Ein Polit-Krimi über das Massaker von Celle

Informationen zur Autorin

Cornelia Kuhnert, Jahrgang 1956, hat in Hannover studiert und viele Jahre in Burgdorf als Lehrerin gearbeitet. Mittlerweile wohnt sie in Isernhagen. Seit 2005 veröffentlicht sie Kriminalgeschichten und Kriminalromane. Bei zu Klampen veröffentlichte sie zuletzt in der Anthologie »Der Ring der Niedersachsen« (2010).

Cornelia Kuhnert

Tödliche Offenbarung

Kriminalroman


zuKlampen!

Impressum

©2011 zu Klampen Verlag · Röse 21 · D-31832 Springe

info@zuklampen.de · www.zuklampen.de

Herausgegeben von Susanne Mischke

Umschlaggestaltung: Stefan Hilden, München

www.hildendesign.de

Umschlagmotiv: © HildenDesign, tilla eulenspiegel / photocase.com

Konvertierung: Konvertierung Koch, Neff & Volckmar GmbH,

KN digital – die digitale Verlagsauslieferung, Stuttgart

ISBN 978-3-86674-128-7

Das Werk ist in allen seinen Teilen urheberrechtlich geschützt. Jede Verwertung ist ohne Zustimmung des Verlags unzulässig.

Das gilt insbesondere für Vervielfältigungen, Übersetzungen, Mikroverfilmungen und die Einspeicherung in und Verarbeitung durch elektronische Systeme.

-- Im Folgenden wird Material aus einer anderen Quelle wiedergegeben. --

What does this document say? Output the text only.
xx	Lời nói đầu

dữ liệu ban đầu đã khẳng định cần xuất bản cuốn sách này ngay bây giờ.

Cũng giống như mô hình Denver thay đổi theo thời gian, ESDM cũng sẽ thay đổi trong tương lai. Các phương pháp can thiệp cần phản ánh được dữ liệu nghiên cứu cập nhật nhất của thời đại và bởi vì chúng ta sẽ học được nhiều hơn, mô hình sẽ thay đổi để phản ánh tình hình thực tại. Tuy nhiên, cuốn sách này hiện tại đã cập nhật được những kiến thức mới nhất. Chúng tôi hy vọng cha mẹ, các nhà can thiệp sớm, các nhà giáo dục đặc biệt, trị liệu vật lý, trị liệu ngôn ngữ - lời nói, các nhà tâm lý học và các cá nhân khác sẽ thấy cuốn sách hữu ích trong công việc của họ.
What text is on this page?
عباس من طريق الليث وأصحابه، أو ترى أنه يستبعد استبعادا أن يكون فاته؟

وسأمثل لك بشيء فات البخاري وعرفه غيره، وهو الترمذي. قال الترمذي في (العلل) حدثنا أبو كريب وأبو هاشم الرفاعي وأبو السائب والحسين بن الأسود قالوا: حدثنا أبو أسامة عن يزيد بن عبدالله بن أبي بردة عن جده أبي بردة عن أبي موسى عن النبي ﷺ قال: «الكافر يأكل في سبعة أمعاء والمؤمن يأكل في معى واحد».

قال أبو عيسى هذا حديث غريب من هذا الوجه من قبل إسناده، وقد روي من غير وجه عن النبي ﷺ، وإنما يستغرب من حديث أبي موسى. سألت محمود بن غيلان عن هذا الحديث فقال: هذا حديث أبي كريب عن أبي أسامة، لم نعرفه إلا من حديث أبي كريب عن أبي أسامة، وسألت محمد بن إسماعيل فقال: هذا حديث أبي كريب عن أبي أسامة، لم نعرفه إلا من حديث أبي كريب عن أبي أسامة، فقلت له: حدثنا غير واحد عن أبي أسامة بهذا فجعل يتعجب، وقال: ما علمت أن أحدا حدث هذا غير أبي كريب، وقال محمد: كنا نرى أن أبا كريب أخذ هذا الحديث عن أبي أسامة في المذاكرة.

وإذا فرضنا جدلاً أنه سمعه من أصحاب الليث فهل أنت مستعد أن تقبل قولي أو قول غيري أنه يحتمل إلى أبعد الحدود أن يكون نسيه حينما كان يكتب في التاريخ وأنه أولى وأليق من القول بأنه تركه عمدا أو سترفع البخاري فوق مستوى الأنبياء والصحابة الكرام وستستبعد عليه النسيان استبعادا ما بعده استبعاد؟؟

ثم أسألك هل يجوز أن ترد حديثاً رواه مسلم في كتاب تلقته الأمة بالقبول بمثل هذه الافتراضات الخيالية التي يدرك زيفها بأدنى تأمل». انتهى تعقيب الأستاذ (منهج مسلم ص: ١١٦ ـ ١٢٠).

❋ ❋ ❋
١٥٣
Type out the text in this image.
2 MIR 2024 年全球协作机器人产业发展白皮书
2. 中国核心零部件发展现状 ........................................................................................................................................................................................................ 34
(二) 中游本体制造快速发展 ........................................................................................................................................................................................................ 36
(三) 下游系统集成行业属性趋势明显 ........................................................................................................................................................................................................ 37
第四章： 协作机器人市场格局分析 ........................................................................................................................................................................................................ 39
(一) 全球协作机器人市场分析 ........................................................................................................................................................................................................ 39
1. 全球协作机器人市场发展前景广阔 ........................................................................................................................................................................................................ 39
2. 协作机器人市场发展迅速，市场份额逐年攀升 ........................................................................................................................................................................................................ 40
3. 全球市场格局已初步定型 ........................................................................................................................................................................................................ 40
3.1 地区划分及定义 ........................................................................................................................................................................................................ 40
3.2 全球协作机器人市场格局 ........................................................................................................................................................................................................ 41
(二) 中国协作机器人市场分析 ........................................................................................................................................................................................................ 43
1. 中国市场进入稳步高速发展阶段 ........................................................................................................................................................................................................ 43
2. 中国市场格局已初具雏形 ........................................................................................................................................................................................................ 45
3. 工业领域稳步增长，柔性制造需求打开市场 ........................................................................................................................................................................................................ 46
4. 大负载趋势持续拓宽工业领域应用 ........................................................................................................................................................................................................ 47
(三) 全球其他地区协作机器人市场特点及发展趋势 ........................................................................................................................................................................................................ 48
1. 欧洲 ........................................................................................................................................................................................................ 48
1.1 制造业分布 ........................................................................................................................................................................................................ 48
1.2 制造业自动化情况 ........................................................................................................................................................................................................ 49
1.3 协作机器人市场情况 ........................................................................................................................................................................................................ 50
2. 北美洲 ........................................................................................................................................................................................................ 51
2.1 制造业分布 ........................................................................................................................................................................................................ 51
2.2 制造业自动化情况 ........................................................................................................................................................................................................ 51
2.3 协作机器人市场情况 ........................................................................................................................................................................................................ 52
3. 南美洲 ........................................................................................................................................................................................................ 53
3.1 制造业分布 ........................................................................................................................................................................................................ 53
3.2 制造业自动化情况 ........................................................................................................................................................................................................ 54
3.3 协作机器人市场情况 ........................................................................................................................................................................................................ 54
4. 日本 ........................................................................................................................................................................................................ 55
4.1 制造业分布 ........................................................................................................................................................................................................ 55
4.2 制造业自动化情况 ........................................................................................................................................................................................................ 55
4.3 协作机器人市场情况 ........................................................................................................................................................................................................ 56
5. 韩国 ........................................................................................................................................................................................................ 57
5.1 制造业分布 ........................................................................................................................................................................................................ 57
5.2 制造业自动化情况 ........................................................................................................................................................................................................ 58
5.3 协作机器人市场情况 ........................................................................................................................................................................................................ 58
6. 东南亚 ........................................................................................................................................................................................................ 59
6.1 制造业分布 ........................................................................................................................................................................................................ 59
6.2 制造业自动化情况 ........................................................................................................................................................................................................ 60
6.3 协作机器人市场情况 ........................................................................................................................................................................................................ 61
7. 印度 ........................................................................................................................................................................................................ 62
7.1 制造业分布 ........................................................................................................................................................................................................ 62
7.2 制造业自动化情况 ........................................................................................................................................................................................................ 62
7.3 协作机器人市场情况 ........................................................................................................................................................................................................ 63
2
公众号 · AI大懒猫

Bibliografische Information Der Deutschen Bibliothek

Die Deutsche Bibliothek verzeichnet diese Publikation in der

Deutschen Nationalbibliografie; detaillierte bibliografische

Daten sind im Internet über ‹http://dnb.ddb.de› abrufbar.

|5|Prolog

»… bislang war das ja mehr ein Spaß, wenn es auch manch einem nicht so vorkam, dem wir das Luftholen abgewöhnten; jetzt aber hört sich die Gemütlichkeit auf. Wehrwölfe waren wir; jetzt müssen wir Beißwölfe werden. Der Wulfsbauer denkt genauso, Drewes. Wer heute nicht zubeißt, der wird gebissen.«

Hermann Löns, Der Wehrwolf, S. 122

|7|Freitag, 22:27 Uhr

Gespenstische Stille liegt über dem Staatsforst Lohne, nur von der Schneise, die die Autobahn durch den Wald schlägt, steigt der monotone Singsang der Reifen hoch. Die Rehe haben sich längst daran gewöhnt. Unbeeindruckt stehen sie am Wegesrand und äsen. Plötzlich hebt ein Rehbock sein Haupt. Jede Faser seines Körpers spürt die sich nähernde Bedrohung. Ohne zu zögern, flüchtet das Tier mit hohen Sprüngen ins Dickicht hinter dem Schlagbaum. Noch bevor das Motorrad die Stelle erreicht, wo der Bock gestanden hat, ist auch von den anderen Rehen nichts mehr zu sehen.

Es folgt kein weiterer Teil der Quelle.